De graaf was tot eind 1757 in de omgeving van Hannover en vanaf september 1762 in Stockholm, maar daartussen was hij in Pommeren als commandant van het Duitse grenadiersbataljon. Hij nam inderdaad deel aan veldtochten, maar dat was steeds maar de helft van het jaar. De andere helft lag hij in winterkwartier, vaak in of bij de stad Wolgast: van 23 mei tot 18 augustus 1759, van januari tot juli 1760, van november 1760 tot juli 1761 en van november tot en met het einde van de oorlog medio 1762. In Stralsund was hij de eerste maanden van 1758, van 1759 en tussendoor. Zijn landgoed Medrow bezocht hij zo nu en dan of kwam er langs op veldtochten begin december 1758, november 1759, september 1760 en juli 1761. (1)

Deze tegenwerping snijdt dus geen hout. De graaf was op de juiste tijd in de buurt om de natuurlijke vader van beide kinderen te kunnen zijn.

Afronding

Conclusie is dat de Zweedse graaf Johann August von Meijerfeldt jr. tijdens zijn winterkwartieren in Wolgast bij Anthonetta twee natuurlijke kinderen verwekt heeftJohan August werd in 1760 in Stralsund geboren, vertrok in 1780 op zee en werd de stamvader van de Nederlandse familie Von Meijenfeldt. Augusta Juliana werd enkele jaren later in Wolgast geboren, woonde in 1783 op Medrow en werd de stammoeder van de Pommerse familie Thilow.
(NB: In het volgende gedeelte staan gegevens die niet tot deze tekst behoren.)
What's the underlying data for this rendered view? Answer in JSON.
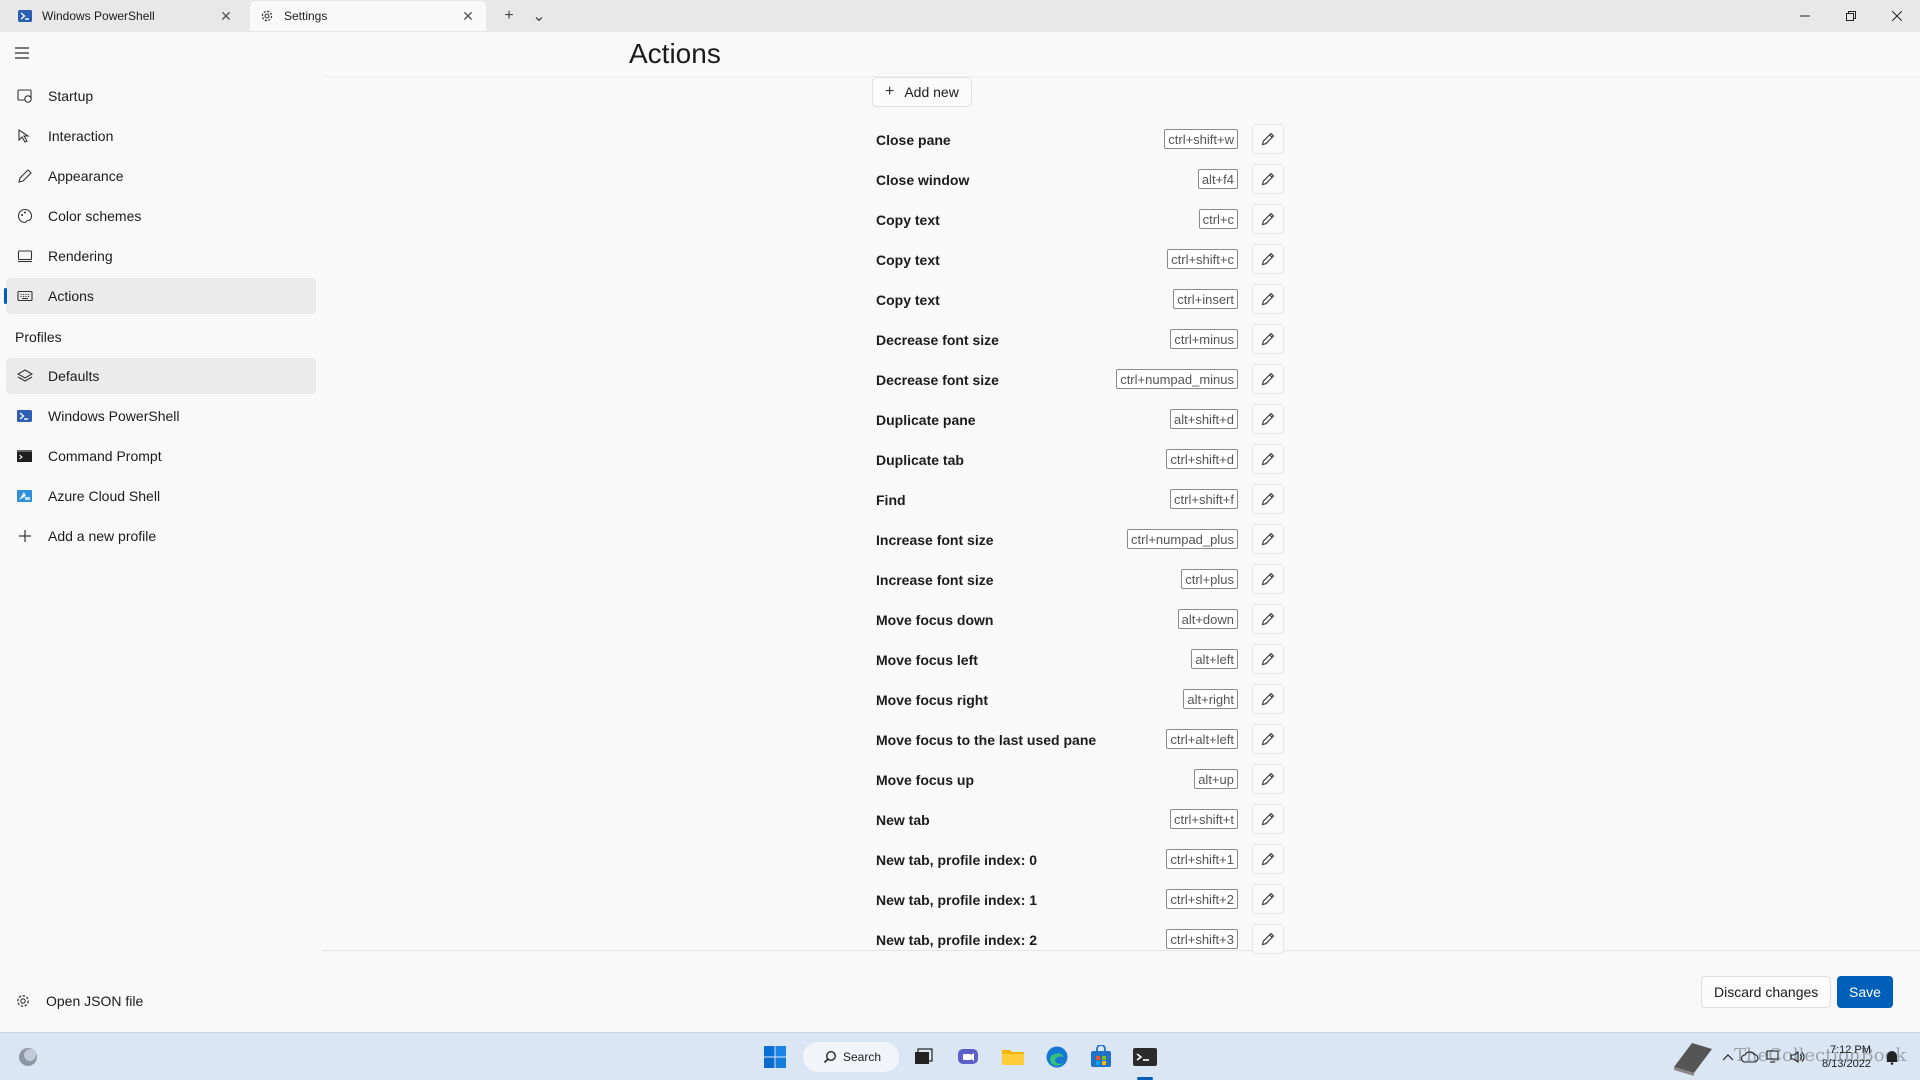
{
  "titlebar": {
    "tabs": [
      {
        "title": "Windows PowerShell",
        "icon": "powershell-icon"
      },
      {
        "title": "Settings",
        "icon": "gear-icon"
      }
    ],
    "new_tab_symbol": "+",
    "dropdown_symbol": "⌄"
  },
  "nav": {
    "items": [
      {
        "label": "Startup",
        "icon": "startup-icon"
      },
      {
        "label": "Interaction",
        "icon": "interaction-icon"
      },
      {
        "label": "Appearance",
        "icon": "pen-icon"
      },
      {
        "label": "Color schemes",
        "icon": "palette-icon"
      },
      {
        "label": "Rendering",
        "icon": "monitor-icon"
      },
      {
        "label": "Actions",
        "icon": "keyboard-icon",
        "selected": true
      }
    ],
    "profiles_header": "Profiles",
    "profiles": [
      {
        "label": "Defaults",
        "icon": "layers-icon",
        "selected": true
      },
      {
        "label": "Windows PowerShell",
        "icon": "powershell-icon"
      },
      {
        "label": "Command Prompt",
        "icon": "cmd-icon"
      },
      {
        "label": "Azure Cloud Shell",
        "icon": "azure-icon"
      },
      {
        "label": "Add a new profile",
        "icon": "plus-icon"
      }
    ],
    "open_json": "Open JSON file"
  },
  "main": {
    "title": "Actions",
    "add_new": "Add new",
    "actions": [
      {
        "name": "Close pane",
        "keys": "ctrl+shift+w"
      },
      {
        "name": "Close window",
        "keys": "alt+f4"
      },
      {
        "name": "Copy text",
        "keys": "ctrl+c"
      },
      {
        "name": "Copy text",
        "keys": "ctrl+shift+c"
      },
      {
        "name": "Copy text",
        "keys": "ctrl+insert"
      },
      {
        "name": "Decrease font size",
        "keys": "ctrl+minus"
      },
      {
        "name": "Decrease font size",
        "keys": "ctrl+numpad_minus"
      },
      {
        "name": "Duplicate pane",
        "keys": "alt+shift+d"
      },
      {
        "name": "Duplicate tab",
        "keys": "ctrl+shift+d"
      },
      {
        "name": "Find",
        "keys": "ctrl+shift+f"
      },
      {
        "name": "Increase font size",
        "keys": "ctrl+numpad_plus"
      },
      {
        "name": "Increase font size",
        "keys": "ctrl+plus"
      },
      {
        "name": "Move focus down",
        "keys": "alt+down"
      },
      {
        "name": "Move focus left",
        "keys": "alt+left"
      },
      {
        "name": "Move focus right",
        "keys": "alt+right"
      },
      {
        "name": "Move focus to the last used pane",
        "keys": "ctrl+alt+left"
      },
      {
        "name": "Move focus up",
        "keys": "alt+up"
      },
      {
        "name": "New tab",
        "keys": "ctrl+shift+t"
      },
      {
        "name": "New tab, profile index: 0",
        "keys": "ctrl+shift+1"
      },
      {
        "name": "New tab, profile index: 1",
        "keys": "ctrl+shift+2"
      },
      {
        "name": "New tab, profile index: 2",
        "keys": "ctrl+shift+3"
      }
    ]
  },
  "footer": {
    "discard": "Discard changes",
    "save": "Save"
  },
  "taskbar": {
    "search_label": "Search",
    "time": "7:12 PM",
    "date": "8/13/2022",
    "watermark": "TheCollectionBook"
  },
  "colors": {
    "accent": "#005fb8",
    "taskbar": "#dbe6f4"
  }
}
Is deze conclusie voldoende voor de Nederlandse familie om de grafelijke stand te herstellen? Mocht het al van deze tijd zijn om zo’n titel te willen voeren en mocht zo’n procedure de tijd en het geld al waard zijn, dan nog ontbreekt de juridische grond. Een verzoek bij het Zweedse Ridderhuis zou meteen afstuiten op het ontbreken van een document waarin de veldmaarschalk de stamvader erkent of noemt als zijn zoon en/of op het ontbreken van een akte of register van de geboorte of doop van de stamvader met de naam van de graaf als diens vader. Dit blokkeert vervolgens een verzoek bij de Hoge Raad van Adel in Den Haag om als buitenlandse adellijke familie bij de Nederlandse adel te worden ingelijfd, omdat artikel 2, derde lid, van de Wet op de Adeldom voorschrijft dat het geslacht tot de wettelijk erkende adel (van Zweden) moet behoren.

Terug   ***   Verder

1. R. Oldach, “Schwedens Krieg gegen Friedrich den Großen 1757-1762: Kriegsgegner berichten”, Greifswald 2023. Meijerfeldt lag in Gnatzkow bij het slot Karlsburg van de graaf von Bohlen, die Kamerheer bij koning Frederik I was en in de eerste weken van de oorlog overleed.